The "Bezeq-Walla! Affair," or Case 4000 as it’s been dubbed by Israeli media, is one of three corruption cases facing Israeli prime minister Benjamin Netanyahu. It’s also the most serious in that everyone, including the prime minister, believes that it will lead to an indictment in the coming weeks—an X factor that could prove fatal to Likud Party hopes in the April 9 elections.
The Israeli police, who recommend indictment, say that Netanyahu helped Israeli tycoon Shaul Elovitch by pushing through the merger of two companies he owned, telecommunications firm Bezeq and satellite TV company Yes. (Elovitch made $269 million on the deal.)
In exchange, Netanyahu and his family would receive favorable news coverage from Walla!, a news site Bezeq owned.
But the closer one looks, the less things add up. According to all those involved, the merger of Bezeq-Yes was done by the book. The head of Israel’s Cable and Satellite Broadcasting Council, Dr. Yifat Ben Hai Segev, who served in the position from 2014-2018, said "There wasn’t any pressure from the side of Netanyahu’s people to approve the merger."
Orly Yehezkel, a current member of the council, told Israel’s Channel 20, "The discussions were professional discussions. The people were professional people. … We received all the material. We sat there hours. Paragraph after paragraph. Paragraph after paragraph. No one influenced us. No one turned to us. No one requested anything from us."
The 17-member council voted unanimously to approve the merger.
Israel’s Antitrust Authority also signed off on the deal in March 2014. Indeed, at that point, the merger had been under discussion for six years already. Judges at the Antitrust Authority debated the matter in depth twice in 2009, after a preliminary approval by that body in 2008. This was prior to Netanyahu even reassuming the position of prime minister.
It’s not clear if the Antitrust Authority judges who debated the matter were interviewed by the police, but it’s unlikely given that investigators didn’t bother gathering evidence from any of the cable and satellite council members, or the head of the Antitrust Authority who signed off on the deal. Indeed, no one knows how many, if any, of the 150 senior officials involved in approving the merger were asked to give testimony.
As far as the sympathetic coverage Netanyahu allegedly received in return, a survey found that during the campaign period leading up to the 2015 elections, 75 percent of the columns in Walla! were hostile to Netanyahu. One would think that this would have been precisely the time that Elovitch, owner of Walla!, would have made good on his end of the bargain.

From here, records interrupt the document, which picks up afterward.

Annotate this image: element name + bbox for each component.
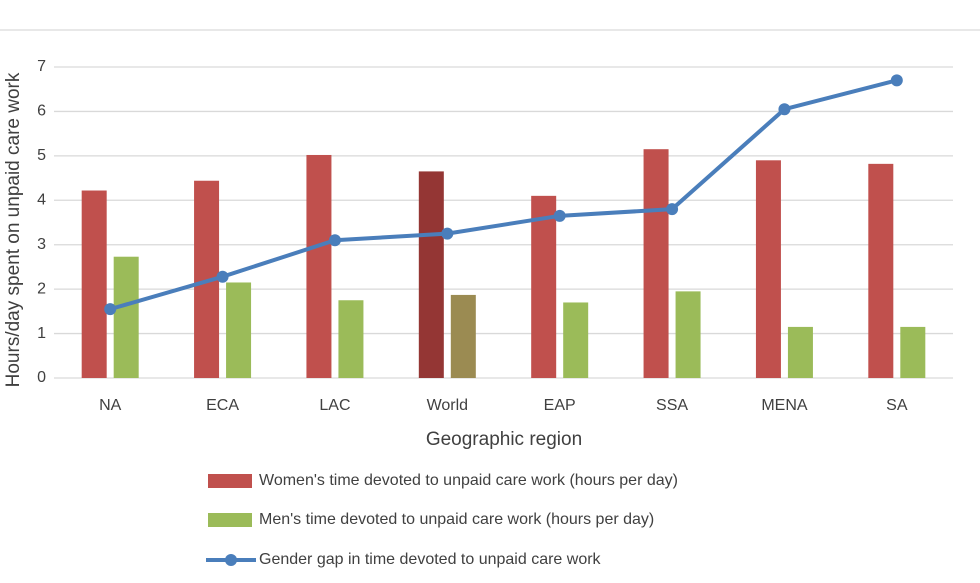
x-tick-label: World <box>427 397 469 414</box>
legend-label: Gender gap in time devoted to unpaid car… <box>259 551 602 568</box>
legend-marker <box>225 554 237 566</box>
bar <box>531 195 557 378</box>
line <box>109 78 898 312</box>
x-axis-title: Geographic region <box>426 429 582 450</box>
bar <box>900 326 926 378</box>
y-tick-label: 3 <box>37 236 46 253</box>
bar <box>226 282 252 378</box>
bar <box>755 160 781 378</box>
y-tick-label: 7 <box>37 58 46 75</box>
x-tick-label: SSA <box>656 397 688 414</box>
x-tick-label: NA <box>99 397 122 414</box>
x-tick-label: ECA <box>206 397 239 414</box>
bar <box>113 256 139 378</box>
bar <box>306 154 332 378</box>
line-marker <box>328 234 341 247</box>
y-axis-title: Hours/day spent on unpaid care work <box>3 72 24 387</box>
y-tick-label: 5 <box>37 147 46 164</box>
legend-swatch <box>208 513 252 527</box>
legend-label: Men's time devoted to unpaid care work (… <box>259 511 654 528</box>
bar <box>418 171 444 378</box>
legend-swatch <box>208 474 252 488</box>
bar <box>675 291 701 378</box>
line-marker <box>104 303 117 316</box>
bar <box>338 300 364 378</box>
bar <box>81 190 107 378</box>
y-tick-label: 4 <box>37 192 46 209</box>
x-tick-label: SA <box>886 397 908 414</box>
bar <box>643 149 669 378</box>
bar <box>868 163 894 378</box>
y-tick-label: 0 <box>37 369 46 386</box>
y-tick-label: 6 <box>37 103 46 120</box>
line-marker <box>666 203 679 216</box>
line-marker <box>890 74 903 87</box>
line-marker <box>441 227 454 240</box>
x-tick-label: MENA <box>761 397 808 414</box>
y-tick-label: 2 <box>37 280 46 297</box>
legend-label: Women's time devoted to unpaid care work… <box>259 472 678 489</box>
bar <box>450 294 476 378</box>
line-marker <box>216 270 229 283</box>
bar <box>787 326 813 378</box>
line-marker <box>778 103 791 116</box>
y-tick-label: 1 <box>37 325 46 342</box>
x-tick-label: LAC <box>319 397 350 414</box>
bar <box>563 302 589 378</box>
line-marker <box>553 209 566 222</box>
x-tick-label: EAP <box>544 397 576 414</box>
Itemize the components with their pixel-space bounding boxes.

Those who defend Netanyahu say that the favorable coverage, which he didn’t in any case receive, shouldn’t be considered a form of bribery at all.
Alan Dershowitz, who has weighed in on these supposed corruption cases says, "It is very dangerous to start indicting people based on negotiations with newspapers. That’s what politicians do." He added, "To start interfering in the relationship between media and the government poses a tremendous danger to free speech and a tremendous danger to democracy."
It doesn’t look like Israel’s attorney general will go forward with the police recommendation to indict on the other even more dubious cases, dubbed 1000 and 2000.
In Case 1000, Netanyahu is accused of taking bribes in the form of champagne and cigars from two tycoons, Israeli Arnon Milchen and Australian James Packer, in return for political favors. Only it’s not clear what they received. In the case of Milchen, Netanyahu worked against the businessman’s interests in at least two instances.
In Case 2000, Netanyahu is said to have accepted better coverage in Israeli newspaper Yediot Ahronot and on its website Ynet in exchange for hobbling competing newspaper Israel Hayom. But Netanyahu not only opposed the law that would have negatively impacted Israel Hayom, he disbanded the government in order to keep it from passing.
Unfortunately for the Likud, Israelis don’t know much about these cases. Like the American public when it comes to Trump-Russia collusion, their eyes glaze over when the details are discussed. The Likud fears this will work to their opponents’ advantage. The public will only hear the buzzwords: "indictment," "bribery," and "breach of trust." Opposition parties will pile on—they’ve been calling for Netanyahu’s resignation since Case 1000 was introduced in December 2016—and Likud voters will slip away.
Netanyahu’s efforts thus far may have been counterproductive. On January 7, Netanyahu took to the airwaves for what was billed as a "dramatic statement" that was covered by all major Israeli news stations. Many assumed it had something to do with the defense situation. When Netanyahu used the time to defend himself against the pending cases, he was widely criticized and at least one station pulled its coverage mid-speech.
The Likud estimates an indictment will cost it four to five seats, which could bring to power a left-leaning coalition. This makes it all the more important from Likud’s perspective that the right-wing splinter parties unite. According to internal Likud polling released last Thursday, three of the right-wing parties will not garner enough votes to make it into the Knesset. But if they unite, they’ll win eight seats, enough to guarantee a right-wing victory.
The time to do so is running out. Parties have until midnight Thursday to submit their final lists to Israel’s Central Elections Committee.